Une planification forestière sans imputabilité démocratique
Les organisations sont conscientes de l'importance de renforcer la cohérence des opérations sur le terrain et estiment que la création de postes d'aménagistes forestiers régionaux pourrait répondre à une faiblesse du processus de planification forestière actuelle, pourvu que son mandat soit de contribuer à la mise en œuvre d'un aménagement durable des forêts et non seulement d'un plan de production ligneuse. Les groupes et les syndicats reconnaissent la nécessité de revoir la gouvernance de la planification de l'aménagement en forêt publique. Si la recherche d'agilité est importante, cette quête ne peut servir de prétexte à un recul démocratique. L'imputabilité et la transparence doivent être au cœur de la planification forestière.
Un appel à un dialogue clair et ouvert
En terminant, les groupes environnementaux et les syndicats dénoncent le processus qui leur a été imposé pour commenter la réforme, en toute urgence, de façon opaque et en restreignant le droit de parole des organisations rencontrées. « Une réforme d'une telle ampleur nécessite un processus de consultation clair et transparent, où les parties prenantes et la population disposent de toutes les informations nécessaires pour nourrir une réflexion collective. Cela est essentiel pour assurer que la réforme soit bien accueillie et qu'elle réponde aux besoins du milieu », conclut Martin Vaillancourt, directeur général du Regroupement national des conseils régionaux de l'environnement du Québec (RNCREQ).

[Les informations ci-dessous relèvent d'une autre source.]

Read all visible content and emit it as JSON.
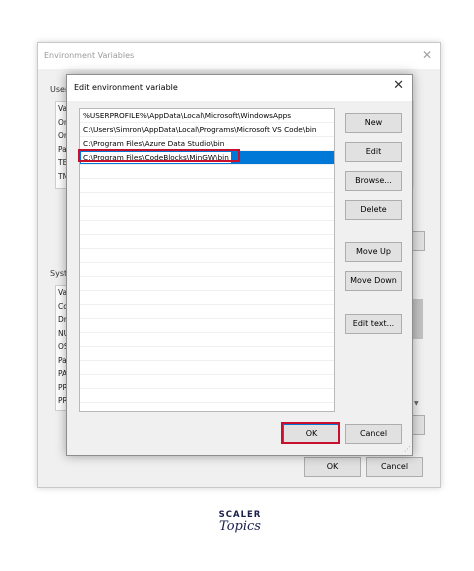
{
  "env_window": {
    "title": "Environment Variables",
    "user_section_label": "User",
    "user_rows": [
      "Va",
      "On",
      "On",
      "Pat",
      "TEI",
      "TM"
    ],
    "system_section_label": "Syste",
    "system_rows": [
      "Va",
      "Co",
      "Dri",
      "NU",
      "OS",
      "Pat",
      "PA",
      "PR",
      "PR"
    ],
    "ok_label": "OK",
    "cancel_label": "Cancel"
  },
  "edit_dialog": {
    "title": "Edit environment variable",
    "paths": [
      "%USERPROFILE%\\AppData\\Local\\Microsoft\\WindowsApps",
      "C:\\Users\\Simron\\AppData\\Local\\Programs\\Microsoft VS Code\\bin",
      "C:\\Program Files\\Azure Data Studio\\bin",
      "C:\\Program Files\\CodeBlocks\\MinGW\\bin"
    ],
    "selected_index": 3,
    "buttons": {
      "new": "New",
      "edit": "Edit",
      "browse": "Browse...",
      "delete": "Delete",
      "move_up": "Move Up",
      "move_down": "Move Down",
      "edit_text": "Edit text..."
    },
    "ok_label": "OK",
    "cancel_label": "Cancel"
  },
  "logo": {
    "top": "SCALER",
    "bottom": "Topics"
  },
  "colors": {
    "selection": "#0078d7",
    "highlight": "#c8102e",
    "dialog_bg": "#f0f0f0"
  }
}
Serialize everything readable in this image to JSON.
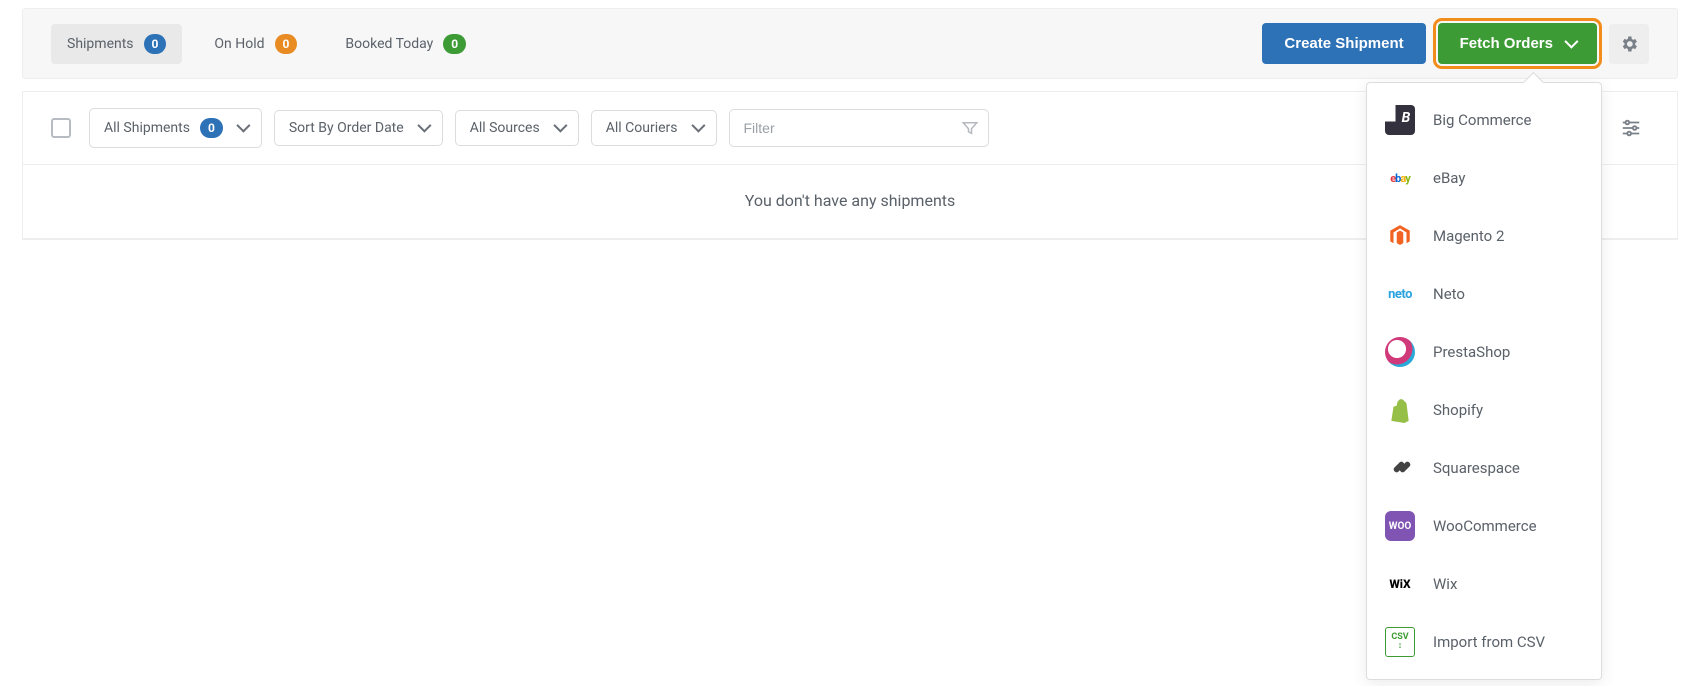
{
  "tabs": {
    "shipments": {
      "label": "Shipments",
      "count": "0"
    },
    "onhold": {
      "label": "On Hold",
      "count": "0"
    },
    "booked": {
      "label": "Booked Today",
      "count": "0"
    }
  },
  "buttons": {
    "create_shipment": "Create Shipment",
    "fetch_orders": "Fetch Orders"
  },
  "filters": {
    "all_shipments": {
      "label": "All Shipments",
      "count": "0"
    },
    "sort": "Sort By Order Date",
    "sources": "All Sources",
    "couriers": "All Couriers",
    "filter_placeholder": "Filter"
  },
  "empty_message": "You don't have any shipments",
  "fetch_menu": [
    {
      "label": "Big Commerce"
    },
    {
      "label": "eBay"
    },
    {
      "label": "Magento 2"
    },
    {
      "label": "Neto"
    },
    {
      "label": "PrestaShop"
    },
    {
      "label": "Shopify"
    },
    {
      "label": "Squarespace"
    },
    {
      "label": "WooCommerce"
    },
    {
      "label": "Wix"
    },
    {
      "label": "Import from CSV"
    }
  ]
}
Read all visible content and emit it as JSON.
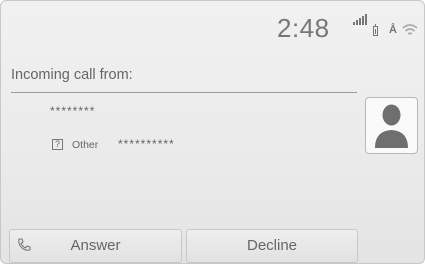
{
  "status": {
    "time": "2:48",
    "icons": [
      "signal-icon",
      "battery-icon",
      "bluetooth-icon",
      "wifi-icon"
    ]
  },
  "call": {
    "header": "Incoming call from:",
    "caller_name": "********",
    "number_type": "Other",
    "number": "**********"
  },
  "buttons": {
    "answer": "Answer",
    "decline": "Decline"
  }
}
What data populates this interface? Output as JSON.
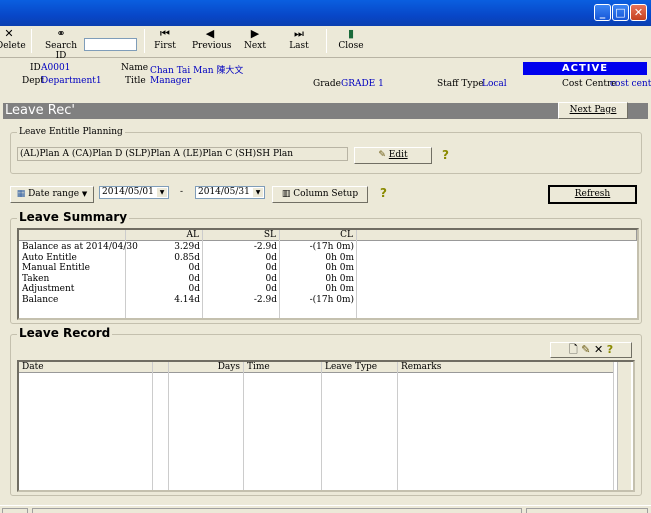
{
  "toolbar": {
    "delete": "Delete",
    "search_id": "Search ID",
    "search_value": "",
    "first": "First",
    "previous": "Previous",
    "next": "Next",
    "last": "Last",
    "close": "Close"
  },
  "employee": {
    "id_label": "ID",
    "id": "A0001",
    "dept_label": "Dept",
    "dept": "Department1",
    "name_label": "Name",
    "name": "Chan Tai Man 陳大文",
    "title_label": "Title",
    "title": "Manager",
    "grade_label": "Grade",
    "grade": "GRADE 1",
    "staff_type_label": "Staff Type",
    "staff_type": "Local",
    "status": "ACTIVE",
    "cost_centre_label": "Cost Centre",
    "cost_centre": "cost centre"
  },
  "panel": {
    "title": "Leave Rec'",
    "next_page": "Next Page"
  },
  "entitle": {
    "group_label": "Leave Entitle Planning",
    "plan_text": "(AL)Plan A (CA)Plan D (SLP)Plan A (LE)Plan C (SH)SH Plan",
    "edit": "Edit"
  },
  "filter": {
    "date_range": "Date range",
    "from": "2014/05/01",
    "dash": "-",
    "to": "2014/05/31",
    "column_setup": "Column Setup",
    "refresh": "Refresh"
  },
  "summary": {
    "title": "Leave Summary",
    "columns": [
      "",
      "AL",
      "SL",
      "CL"
    ],
    "rows": [
      [
        "Balance as at 2014/04/30",
        "3.29d",
        "-2.9d",
        "-(17h  0m)"
      ],
      [
        "Auto Entitle",
        "0.85d",
        "0d",
        "0h  0m"
      ],
      [
        "Manual Entitle",
        "0d",
        "0d",
        "0h  0m"
      ],
      [
        "Taken",
        "0d",
        "0d",
        "0h  0m"
      ],
      [
        "Adjustment",
        "0d",
        "0d",
        "0h  0m"
      ],
      [
        "Balance",
        "4.14d",
        "-2.9d",
        "-(17h  0m)"
      ]
    ]
  },
  "record": {
    "title": "Leave Record",
    "columns": [
      "Date",
      "",
      "Days",
      "Time",
      "Leave Type",
      "Remarks"
    ]
  },
  "colors": {
    "title_bar": "#0A5FE0",
    "active_badge": "#0000EE",
    "link_text": "#0000C0",
    "band": "#808080"
  }
}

À propos de Nature Québec :
Nature Québec est un organisme national sans but lucratif œuvrant à la conservation des milieux naturels et à l'utilisation durable des ressources depuis 1981. Appuyée par un réseau de scientifiques, son équipe mène des projets et des campagnes autour de 4 axes : la biodiversité, la forêt, l'énergie et le climat, ainsi que l'environnement urbain. L'organisme regroupe plus de 145 000 membres et sympathisant-e-s, 30 groupes affiliés et est membre de l'Union internationale pour la conservation de la nature (UICN). En ville comme en région, Nature Québec sensibilise, mobilise et agit en vue d'une société plus juste, à faible empreinte écologique et climatique, solidaire du reste de la planète.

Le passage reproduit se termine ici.